I finished my cigar before the fire. It was the most unsatisfactory romance I had come across in a not inexperienced career. Was it the green silk tights or the possible woman in the background that restrained the gallant General? Suppose it was only the former? Would my Lady Auriol jib at them? She was a young woman with a majestic scorn for externals. In her unexpectedness she might cry "Motley's the only wear" and raise him ever higher in his mountebankic path.... I was sorry for both of them. They were two such out-of-the-way human beings--so vivid, so real. They seemed to have a preordained right to each other.
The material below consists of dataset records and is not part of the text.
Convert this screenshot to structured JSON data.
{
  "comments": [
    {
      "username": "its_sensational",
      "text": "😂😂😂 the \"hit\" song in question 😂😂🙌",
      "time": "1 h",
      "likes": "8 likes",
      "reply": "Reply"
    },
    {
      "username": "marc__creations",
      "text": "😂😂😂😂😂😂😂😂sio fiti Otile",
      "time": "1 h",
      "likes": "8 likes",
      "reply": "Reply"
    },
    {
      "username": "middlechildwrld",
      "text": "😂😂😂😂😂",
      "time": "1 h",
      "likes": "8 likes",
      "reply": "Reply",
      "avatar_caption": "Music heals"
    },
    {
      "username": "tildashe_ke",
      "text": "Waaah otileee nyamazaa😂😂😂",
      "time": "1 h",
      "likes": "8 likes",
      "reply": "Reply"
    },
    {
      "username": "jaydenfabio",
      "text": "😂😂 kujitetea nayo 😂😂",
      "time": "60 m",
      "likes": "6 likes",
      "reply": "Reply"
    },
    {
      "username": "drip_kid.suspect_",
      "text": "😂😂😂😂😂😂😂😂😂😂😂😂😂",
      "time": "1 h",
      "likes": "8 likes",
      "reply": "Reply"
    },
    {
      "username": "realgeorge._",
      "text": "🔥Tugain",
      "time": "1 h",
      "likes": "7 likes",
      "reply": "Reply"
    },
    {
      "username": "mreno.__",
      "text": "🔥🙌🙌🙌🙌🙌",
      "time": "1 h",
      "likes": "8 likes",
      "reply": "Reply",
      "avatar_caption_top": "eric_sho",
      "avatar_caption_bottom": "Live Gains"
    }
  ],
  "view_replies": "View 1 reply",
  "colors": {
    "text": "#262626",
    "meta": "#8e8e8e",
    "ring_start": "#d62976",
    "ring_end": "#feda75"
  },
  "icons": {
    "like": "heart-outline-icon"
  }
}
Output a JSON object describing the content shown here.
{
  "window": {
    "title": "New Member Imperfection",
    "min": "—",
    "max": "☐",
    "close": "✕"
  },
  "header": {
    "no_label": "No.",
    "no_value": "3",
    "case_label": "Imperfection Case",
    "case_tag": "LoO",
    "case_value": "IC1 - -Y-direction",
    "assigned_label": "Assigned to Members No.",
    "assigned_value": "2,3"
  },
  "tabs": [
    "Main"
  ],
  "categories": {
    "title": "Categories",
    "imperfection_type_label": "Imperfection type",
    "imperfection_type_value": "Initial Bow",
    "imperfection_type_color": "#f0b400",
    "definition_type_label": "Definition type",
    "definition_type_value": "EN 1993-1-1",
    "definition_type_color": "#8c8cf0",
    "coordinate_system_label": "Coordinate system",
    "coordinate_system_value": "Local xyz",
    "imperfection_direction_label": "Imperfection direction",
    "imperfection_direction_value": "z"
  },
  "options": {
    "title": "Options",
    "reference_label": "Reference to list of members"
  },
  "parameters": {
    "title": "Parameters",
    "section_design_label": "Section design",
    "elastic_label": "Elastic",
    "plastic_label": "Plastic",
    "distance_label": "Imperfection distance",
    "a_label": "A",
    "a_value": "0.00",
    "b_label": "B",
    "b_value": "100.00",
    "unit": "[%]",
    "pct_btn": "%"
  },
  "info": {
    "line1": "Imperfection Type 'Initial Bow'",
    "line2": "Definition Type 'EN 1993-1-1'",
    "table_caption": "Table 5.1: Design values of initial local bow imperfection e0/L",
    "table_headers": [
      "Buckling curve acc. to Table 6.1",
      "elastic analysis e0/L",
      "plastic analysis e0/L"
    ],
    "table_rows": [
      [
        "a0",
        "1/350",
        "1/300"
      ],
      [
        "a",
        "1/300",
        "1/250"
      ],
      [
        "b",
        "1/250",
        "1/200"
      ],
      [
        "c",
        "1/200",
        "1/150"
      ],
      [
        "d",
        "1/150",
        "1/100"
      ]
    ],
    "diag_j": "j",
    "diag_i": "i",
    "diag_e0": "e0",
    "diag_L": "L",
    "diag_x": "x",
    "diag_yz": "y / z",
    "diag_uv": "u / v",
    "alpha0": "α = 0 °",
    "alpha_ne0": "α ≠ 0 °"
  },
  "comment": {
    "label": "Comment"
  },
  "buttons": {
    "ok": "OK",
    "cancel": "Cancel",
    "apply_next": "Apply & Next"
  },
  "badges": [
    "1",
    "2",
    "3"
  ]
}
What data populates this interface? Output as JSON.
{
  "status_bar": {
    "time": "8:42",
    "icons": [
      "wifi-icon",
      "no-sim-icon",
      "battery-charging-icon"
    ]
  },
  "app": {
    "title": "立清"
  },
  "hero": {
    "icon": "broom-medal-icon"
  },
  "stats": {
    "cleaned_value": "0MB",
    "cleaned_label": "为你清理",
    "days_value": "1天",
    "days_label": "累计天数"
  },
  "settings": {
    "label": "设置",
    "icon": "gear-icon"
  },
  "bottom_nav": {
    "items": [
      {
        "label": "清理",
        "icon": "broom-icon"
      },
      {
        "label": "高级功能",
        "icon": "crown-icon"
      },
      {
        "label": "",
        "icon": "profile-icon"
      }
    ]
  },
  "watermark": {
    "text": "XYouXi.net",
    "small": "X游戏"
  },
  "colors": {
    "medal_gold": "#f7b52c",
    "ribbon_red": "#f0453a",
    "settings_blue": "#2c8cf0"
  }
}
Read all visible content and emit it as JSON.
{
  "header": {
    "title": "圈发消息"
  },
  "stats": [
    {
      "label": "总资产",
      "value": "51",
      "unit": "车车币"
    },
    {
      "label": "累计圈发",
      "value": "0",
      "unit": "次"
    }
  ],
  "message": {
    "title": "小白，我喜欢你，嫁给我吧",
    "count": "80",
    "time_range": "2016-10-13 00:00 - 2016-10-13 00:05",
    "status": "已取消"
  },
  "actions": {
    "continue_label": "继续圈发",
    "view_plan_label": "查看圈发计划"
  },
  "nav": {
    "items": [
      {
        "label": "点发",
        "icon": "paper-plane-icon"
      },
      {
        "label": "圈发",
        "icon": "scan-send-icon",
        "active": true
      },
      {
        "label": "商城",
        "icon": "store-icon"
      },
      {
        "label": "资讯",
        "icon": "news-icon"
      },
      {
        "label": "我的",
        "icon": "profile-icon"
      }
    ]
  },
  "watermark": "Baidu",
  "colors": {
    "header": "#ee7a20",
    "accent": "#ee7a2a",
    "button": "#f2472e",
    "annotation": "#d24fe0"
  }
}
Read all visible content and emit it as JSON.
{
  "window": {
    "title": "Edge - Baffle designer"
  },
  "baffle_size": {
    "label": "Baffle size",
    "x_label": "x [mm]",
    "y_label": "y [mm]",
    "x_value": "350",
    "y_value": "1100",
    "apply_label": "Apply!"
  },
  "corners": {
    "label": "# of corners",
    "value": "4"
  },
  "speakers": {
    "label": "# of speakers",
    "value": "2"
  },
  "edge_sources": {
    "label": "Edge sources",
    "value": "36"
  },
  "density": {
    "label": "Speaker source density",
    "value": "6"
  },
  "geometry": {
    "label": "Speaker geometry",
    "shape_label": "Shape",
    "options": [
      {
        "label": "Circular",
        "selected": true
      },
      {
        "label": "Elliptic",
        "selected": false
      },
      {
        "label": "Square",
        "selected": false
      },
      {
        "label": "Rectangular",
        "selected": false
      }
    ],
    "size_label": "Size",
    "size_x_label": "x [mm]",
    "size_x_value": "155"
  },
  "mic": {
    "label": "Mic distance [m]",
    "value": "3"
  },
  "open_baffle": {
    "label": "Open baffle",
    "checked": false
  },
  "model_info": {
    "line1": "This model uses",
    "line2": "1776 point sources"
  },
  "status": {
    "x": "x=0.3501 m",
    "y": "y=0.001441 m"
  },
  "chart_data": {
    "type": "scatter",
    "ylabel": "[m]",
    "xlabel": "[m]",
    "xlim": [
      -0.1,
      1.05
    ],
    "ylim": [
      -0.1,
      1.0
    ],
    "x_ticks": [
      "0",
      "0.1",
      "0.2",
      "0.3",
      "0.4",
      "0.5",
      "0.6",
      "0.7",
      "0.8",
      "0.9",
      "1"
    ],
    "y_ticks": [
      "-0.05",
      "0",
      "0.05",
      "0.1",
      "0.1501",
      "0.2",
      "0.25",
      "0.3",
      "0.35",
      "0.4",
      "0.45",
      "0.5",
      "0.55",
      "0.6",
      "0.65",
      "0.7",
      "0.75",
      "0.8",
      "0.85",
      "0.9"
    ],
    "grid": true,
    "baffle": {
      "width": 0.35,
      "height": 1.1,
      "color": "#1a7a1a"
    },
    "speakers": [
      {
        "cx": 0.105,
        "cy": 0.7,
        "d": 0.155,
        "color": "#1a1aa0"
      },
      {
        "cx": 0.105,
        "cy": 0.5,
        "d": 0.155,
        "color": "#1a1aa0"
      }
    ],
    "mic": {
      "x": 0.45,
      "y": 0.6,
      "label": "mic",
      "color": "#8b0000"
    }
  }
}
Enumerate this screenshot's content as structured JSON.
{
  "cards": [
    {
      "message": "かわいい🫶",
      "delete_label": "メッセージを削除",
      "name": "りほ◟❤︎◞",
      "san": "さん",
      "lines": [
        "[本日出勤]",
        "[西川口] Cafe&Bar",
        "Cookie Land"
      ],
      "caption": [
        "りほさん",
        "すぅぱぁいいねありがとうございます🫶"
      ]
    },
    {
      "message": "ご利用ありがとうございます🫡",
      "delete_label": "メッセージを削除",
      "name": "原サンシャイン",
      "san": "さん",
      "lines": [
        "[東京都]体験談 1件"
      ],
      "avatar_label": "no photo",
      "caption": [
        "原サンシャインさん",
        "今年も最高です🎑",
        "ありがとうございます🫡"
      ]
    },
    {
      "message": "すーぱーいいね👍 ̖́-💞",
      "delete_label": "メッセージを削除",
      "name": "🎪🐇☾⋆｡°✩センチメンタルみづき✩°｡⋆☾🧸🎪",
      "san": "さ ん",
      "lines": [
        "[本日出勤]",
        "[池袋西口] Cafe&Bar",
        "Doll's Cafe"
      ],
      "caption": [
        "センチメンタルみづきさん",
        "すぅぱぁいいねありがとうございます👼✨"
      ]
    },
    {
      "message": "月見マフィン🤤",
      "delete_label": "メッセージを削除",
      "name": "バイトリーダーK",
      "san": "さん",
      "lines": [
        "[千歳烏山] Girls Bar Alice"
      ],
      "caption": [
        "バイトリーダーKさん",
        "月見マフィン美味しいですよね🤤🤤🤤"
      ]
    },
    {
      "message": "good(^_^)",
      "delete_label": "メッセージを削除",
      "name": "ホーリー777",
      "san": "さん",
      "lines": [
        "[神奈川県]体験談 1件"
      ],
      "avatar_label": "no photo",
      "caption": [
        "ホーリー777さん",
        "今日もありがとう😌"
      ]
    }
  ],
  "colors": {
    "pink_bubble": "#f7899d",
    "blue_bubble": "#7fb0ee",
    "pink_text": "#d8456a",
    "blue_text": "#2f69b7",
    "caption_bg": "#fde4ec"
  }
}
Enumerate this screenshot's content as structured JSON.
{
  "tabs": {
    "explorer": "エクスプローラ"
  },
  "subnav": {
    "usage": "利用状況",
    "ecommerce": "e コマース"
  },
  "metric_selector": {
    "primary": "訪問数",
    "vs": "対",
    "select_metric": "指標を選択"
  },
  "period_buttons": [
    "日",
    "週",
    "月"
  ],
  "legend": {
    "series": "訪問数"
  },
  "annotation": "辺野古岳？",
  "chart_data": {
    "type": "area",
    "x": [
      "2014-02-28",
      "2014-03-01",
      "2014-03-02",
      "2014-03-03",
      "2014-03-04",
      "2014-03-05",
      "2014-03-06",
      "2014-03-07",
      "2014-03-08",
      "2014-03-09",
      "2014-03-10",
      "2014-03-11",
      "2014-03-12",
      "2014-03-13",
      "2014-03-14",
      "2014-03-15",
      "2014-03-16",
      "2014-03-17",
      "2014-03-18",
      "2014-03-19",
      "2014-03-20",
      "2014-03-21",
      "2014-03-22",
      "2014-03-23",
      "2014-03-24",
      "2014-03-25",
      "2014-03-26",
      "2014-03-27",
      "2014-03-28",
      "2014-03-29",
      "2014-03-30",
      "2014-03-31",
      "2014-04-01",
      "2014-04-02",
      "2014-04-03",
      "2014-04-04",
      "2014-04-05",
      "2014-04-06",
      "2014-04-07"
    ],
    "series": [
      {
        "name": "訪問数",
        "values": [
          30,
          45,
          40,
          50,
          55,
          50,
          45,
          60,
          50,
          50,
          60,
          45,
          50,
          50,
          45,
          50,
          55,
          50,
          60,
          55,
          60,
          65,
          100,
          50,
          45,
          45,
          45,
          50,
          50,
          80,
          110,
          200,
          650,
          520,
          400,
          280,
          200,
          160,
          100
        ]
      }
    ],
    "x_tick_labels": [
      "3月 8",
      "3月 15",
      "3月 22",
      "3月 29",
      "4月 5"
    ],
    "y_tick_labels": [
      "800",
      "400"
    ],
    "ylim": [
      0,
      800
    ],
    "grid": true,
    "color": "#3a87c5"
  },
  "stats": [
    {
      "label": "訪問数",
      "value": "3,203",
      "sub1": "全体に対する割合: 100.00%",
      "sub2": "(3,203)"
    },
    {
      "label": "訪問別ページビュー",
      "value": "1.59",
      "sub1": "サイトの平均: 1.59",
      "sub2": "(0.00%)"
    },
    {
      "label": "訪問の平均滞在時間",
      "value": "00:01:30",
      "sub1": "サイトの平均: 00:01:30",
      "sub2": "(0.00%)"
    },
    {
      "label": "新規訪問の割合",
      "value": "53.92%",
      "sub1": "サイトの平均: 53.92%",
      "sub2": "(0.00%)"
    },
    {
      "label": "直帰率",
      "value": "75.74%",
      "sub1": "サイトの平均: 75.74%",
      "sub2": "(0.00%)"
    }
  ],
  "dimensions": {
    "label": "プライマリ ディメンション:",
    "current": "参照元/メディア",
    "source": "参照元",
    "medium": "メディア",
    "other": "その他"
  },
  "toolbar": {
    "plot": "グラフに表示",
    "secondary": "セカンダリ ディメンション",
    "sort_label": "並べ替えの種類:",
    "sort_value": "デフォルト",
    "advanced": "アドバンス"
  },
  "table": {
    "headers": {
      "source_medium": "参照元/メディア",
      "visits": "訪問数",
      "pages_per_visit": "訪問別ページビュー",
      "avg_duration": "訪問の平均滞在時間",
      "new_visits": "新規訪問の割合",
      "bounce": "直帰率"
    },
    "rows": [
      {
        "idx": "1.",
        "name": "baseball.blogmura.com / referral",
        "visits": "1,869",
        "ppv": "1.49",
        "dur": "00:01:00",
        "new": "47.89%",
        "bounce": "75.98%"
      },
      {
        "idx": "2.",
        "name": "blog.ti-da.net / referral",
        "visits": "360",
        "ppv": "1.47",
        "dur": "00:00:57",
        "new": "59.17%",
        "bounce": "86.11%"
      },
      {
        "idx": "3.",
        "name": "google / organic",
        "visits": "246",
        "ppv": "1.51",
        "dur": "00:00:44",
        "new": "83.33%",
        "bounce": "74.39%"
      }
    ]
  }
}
He, dry, stern, simple stick of a man needed the flame-like quality that ran through her physical magnificence. She, piercing beneath the glamour of his soldierly achievements, found in him the primitive virility she could fear combined with the spiritual helplessness to which she could come in her full womanly and maternal aid. To her he was as a rock, but a living rock, vitalized by a myriad veins of sensitiveness. To him--well, I knew my Auriol--and could quite understand what Auriol in love could be to any man. Auriol out of love (and in her right mind) had always been good enough for me.

So I mused for a considerable time. Then, becoming conscious of the flatness, staleness and unprofitableness of it all, as far as my elderly selfishness was concerned, I threw my extinct cigar end into the fire, and thanking God that I had come to an age when all this storm and fuss over a creature of the opposite sex was a thing of the past, and yet with an unregenerate pang of regret for manifold what-might-have-beens, I put out the lights and went to bed.

The next day I succeeded by hook or by crook in guiding the pet lambs, Evadne included, in the way they should go. I reported progress to Lady Auriol.

"Good dog," she said.

I returned to London on Monday morning. When next I heard of her, she was, I am thankful to say, not on the adventurous path to the brimstone objective of her predilection, but was fooling about, all by herself, in a five-ton yacht, somewhere around the Outer Hebrides, in the foulest of weather.

In the days of my youth I was the victim of a hopeless passion and meditated suicide. A seafaring friend of mine suggested my accompanying him on his cargo steamer from the Port of London to Bordeaux. It was blazing summer. But I was appallingly sea-sick all the way, and when I set foot on land I was cleansed of all human emotion save that of utter thankfulness that I existed as an entity with an un-queasy stomach. I was cured for good and all.

But a five-ton yacht off the Outer Hebrides in bleak tempests--No, it was too heroic. Even my dear old friend Burton for all his wit and imagination had never devised such a remedia amoris, such a remedy for Love Melancholy.

And then came June and with it the manuscript and all the flood of information about the Agence Moignon and Bakkus and Petit Patou and Prépimpin and Elodie and various other things that I have yet to set down.